In Denmark well-documented cases are far and few between and the general area — i.e. cloud computing — gets very little attention from the industrial media, especially in relation to the huge uptake of technologies such as Google Apps, Microsoft 365, Dropbox & Tradeshift.
I asked a research librarian to do a stats run for “cloud computing” + “The Patriot Act” in Infomedia, which is a Danish monitoring service / search engine covering the last 3 weeks.
Only three articles on cloud computing in relation to The Patriot Act cropped up:
Berlingske, 23.11.2011 –’En sky af it 2‘
Herning Folkeblad, 17.11.2011 — ‘Datatech svæver på en lille hvid sky‘
Jyllands-Posten 11.09.2011 — ‘10 år i terrorens skygge‘
Classic, journalistic coverage
The first is a classic piece of journalism written by Anders Rostgaard. The subject is covered by a positive story and a negative one, a traditional journalistic — and healthy — approach.

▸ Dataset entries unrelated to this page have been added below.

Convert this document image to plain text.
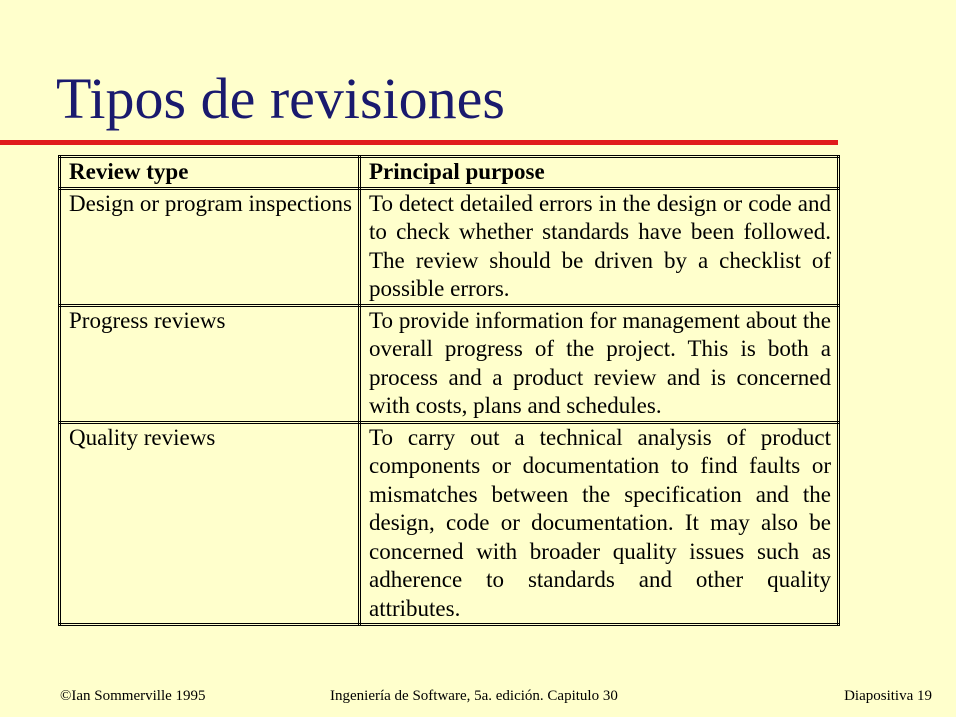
Tipos de revisiones
Review type	Principal purpose

Design or program inspections	To detect detailed errors in the design or code and to check whether standards have been followed. The review should be driven by a checklist of possible errors.

Progress reviews	To provide information for management about the overall progress of the project. This is both a process and a product review and is concerned with costs, plans and schedules.

Quality reviews	To carry out a technical analysis of product components or documentation to find faults or mismatches between the specification and the design, code or documentation. It may also be concerned with broader quality issues such as adherence to standards and other quality attributes.
©Ian Sommerville 1995	Ingeniería de Software, 5a. edición. Capitulo 30	Diapositiva 19
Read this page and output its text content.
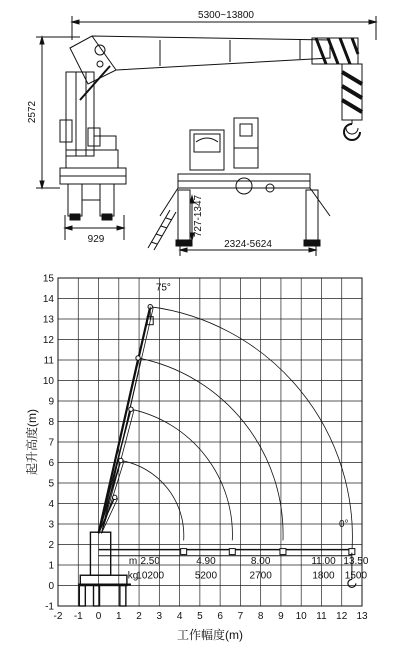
5300~13800
2572
929	2324-5624
727-1347
-2 -1 0 1 2 3 4 5 6 7 8 9 10 11 12 13
-1
0
1
2
3
4
5
6
7
8
9
10
11
12
13
14
15
工作幅度(m)
起升高度(m)
75°
0°
m
kg
2.50	4.90	8.00	11.00 13.50
10200	5200	2700	1800 1500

Anders Rostgaard’s article is not findable online, but Danish citizens can get a copy from their nearest library.
Summing up the current state of cloud coverage from the traditional media
1) The primary focus is on the business part (cost-savings) rather than it (risk management).
2) Cloud solutions introduce a paradigmactic change in buying and selling it.
3) The pay by use model is popular (like electricity).
4) The cloud buzz is primarily driven by the providers, i.e. SAP, Oracle, IBM, Google and Microsoft.
5) Uptake rate is higher in small organizations which are open for experiments.